The gist of it is that there is now a wad, pile, mound, I don’t even know the right word for what it is, but whatever it is, it is made of plastic garbage twice the size of Texas floating in the Pacific Ocean that is poisoning our food supplies and making us impotent as a species. The following is a series of cut and paste quotes from the article, please read the whole thing if you find my synopsis disjointed.
It began with a line of plastic bags ghosting the surface, followed by an ugly tangle of junk: nets and ropes and bottles, motor-oil jugs and cracked bath toys, a mangled tarp. Tires. A traffic cone. Moore (Scientist studying this blob of trash) could not believe his eyes. Out here in this desolate place, the water was a stew of plastic crap. It was as though someone had taken the pristine seascape of his youth and swapped it for a landfill.

Moore realized that the trail of plastic went on for hundreds of miles. Depressed and stunned, he sailed for a week through bobbing, toxic debris trapped in a purgatory of circling currents. To his horror, he had stumbled across the 21st-century Leviathan. It had no head, no tail. Just an endless body.

Dragging a fine-meshed net known as a manta trawl, he discovered minuscule pieces of plastic, some barely visible to the eye, swirling like fish food throughout the water. He and his researchers parsed, measured, and sorted their samples and arrived at the following conclusion: By weight, this swath of sea contains six times as much plastic as it does plankton. This statistic is grim—for marine animals, of course, but even more so for humans. The more invisible and ubiquitous the pollution, the more likely it will end up inside us.

bisphenol A (BPA), which scientists are discovering can wreak stunning havoc in the body. We produce 6 billion pounds of that each year, and it shows: BPA has been found in nearly every human who has been tested in the United States. We’re eating these plasticizing additives, drinking them, breathing them, and absorbing them through our skin every single day.

Most alarming, these chemicals may disrupt the endocrine system—the delicately balanced set of hormones and glands that affect virtually every organ and cell—by mimicking the female hormone estrogen. In marine environments, excess estrogen has led to Twilight Zone-esque discoveries of male fish and seagulls that have sprouted female sex organs. (Can we get a huge WHAT THE FUCK here please!)

“That’s a concern as plastic proliferates worldwide, and people run out of room for trash and start burning plastic—you’re producing some of the most toxic gases known,” he says. The color-coded bin system may work in Marin County, but it is somewhat less effective in subequatorial Africa or rural Peru.

“Except for the small amount that’s been incinerated—and it’s a very small amount—every bit of plastic ever made still exists,”
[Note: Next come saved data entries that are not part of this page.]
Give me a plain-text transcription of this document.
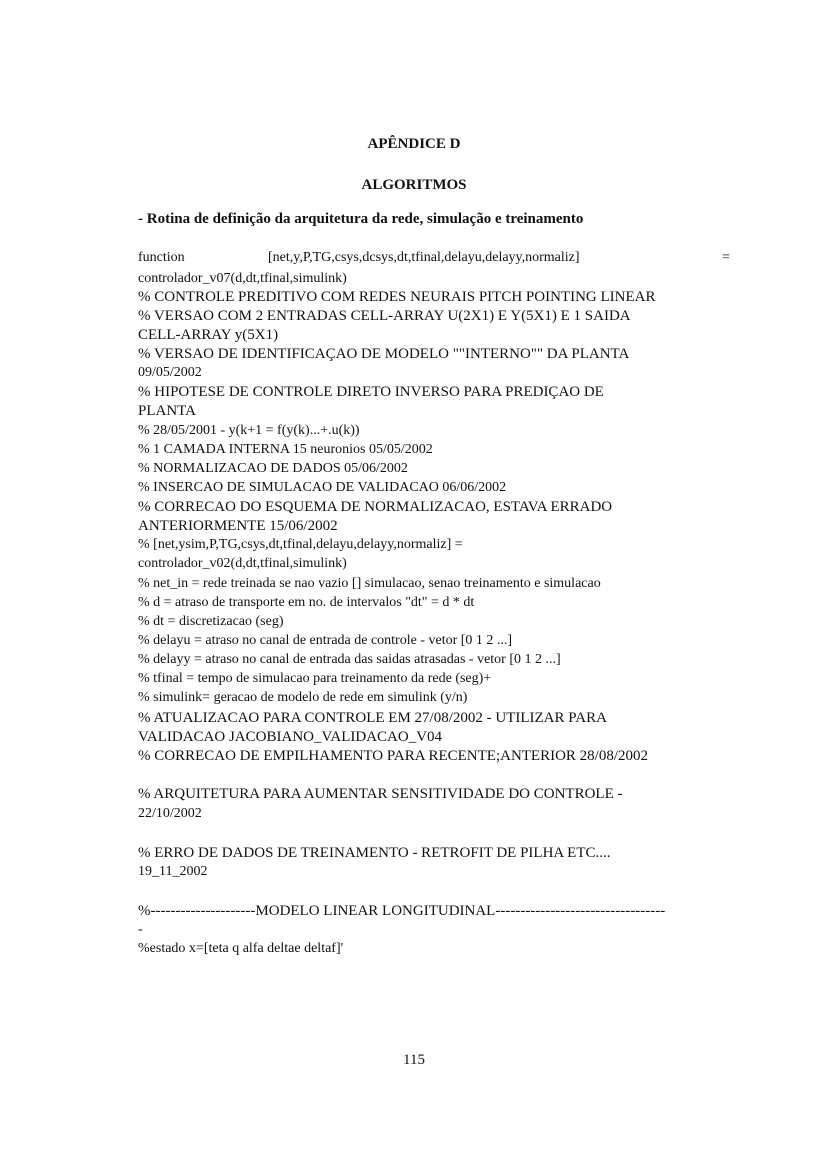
APÊNDICE D
ALGORITMOS
- Rotina de definição da arquitetura da rede, simulação e treinamento
function	[net,y,P,TG,csys,dcsys,dt,tfinal,delayu,delayy,normaliz]	=
controlador_v07(d,dt,tfinal,simulink)
% CONTROLE PREDITIVO COM REDES NEURAIS PITCH POINTING LINEAR
% VERSAO COM 2 ENTRADAS CELL-ARRAY U(2X1) E Y(5X1) E 1 SAIDA
CELL-ARRAY y(5X1)
% VERSAO DE IDENTIFICAÇAO DE MODELO ""INTERNO"" DA PLANTA
09/05/2002
% HIPOTESE DE CONTROLE DIRETO INVERSO PARA PREDIÇAO DE
PLANTA
% 28/05/2001 - y(k+1 = f(y(k)...+.u(k))
% 1 CAMADA INTERNA 15 neuronios 05/05/2002
% NORMALIZACAO DE DADOS 05/06/2002
% INSERCAO DE SIMULACAO DE VALIDACAO 06/06/2002
% CORRECAO DO ESQUEMA DE NORMALIZACAO, ESTAVA ERRADO
ANTERIORMENTE 15/06/2002
% [net,ysim,P,TG,csys,dt,tfinal,delayu,delayy,normaliz] =
controlador_v02(d,dt,tfinal,simulink)
% net_in = rede treinada se nao vazio [] simulacao, senao treinamento e simulacao
% d = atraso de transporte em no. de intervalos "dt" = d * dt
% dt = discretizacao (seg)
% delayu = atraso no canal de entrada de controle - vetor [0 1 2 ...]
% delayy = atraso no canal de entrada das saidas atrasadas - vetor [0 1 2 ...]
% tfinal = tempo de simulacao para treinamento da rede (seg)+
% simulink= geracao de modelo de rede em simulink (y/n)
% ATUALIZACAO PARA CONTROLE EM 27/08/2002 - UTILIZAR PARA
VALIDACAO JACOBIANO_VALIDACAO_V04
% CORRECAO DE EMPILHAMENTO PARA RECENTE;ANTERIOR 28/08/2002
% ARQUITETURA PARA AUMENTAR SENSITIVIDADE DO CONTROLE -
22/10/2002
% ERRO DE DADOS DE TREINAMENTO - RETROFIT DE PILHA ETC....
19_11_2002
%---------------------MODELO LINEAR LONGITUDINAL----------------------------------
-
%estado x=[teta q alfa deltae deltaf]'
115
It has a point. Each of us tosses about 185 pounds of plastic per year. We could certainly reduce that. And yet—do our products have to be quite so lethal? Must a discarded flip-flop remain with us until the end of time? Aren’t disposable razors and foam packing peanuts a poor consolation prize for the destruction of the world’s oceans, not to mention our own bodies and the health of future generations? “If ‘more is better’ and that’s the only mantra we have, we’re doomed,” Moore says.
So there you have it! Maybe now you have a clear picture of what I mean when I say politics is too small a subject for the world we have created. Everything must change and that change must start with each of us. I hope to write soon about my plans to deal with the plastic in my life, and believe me; it won’t be easy. The shit is everywhere!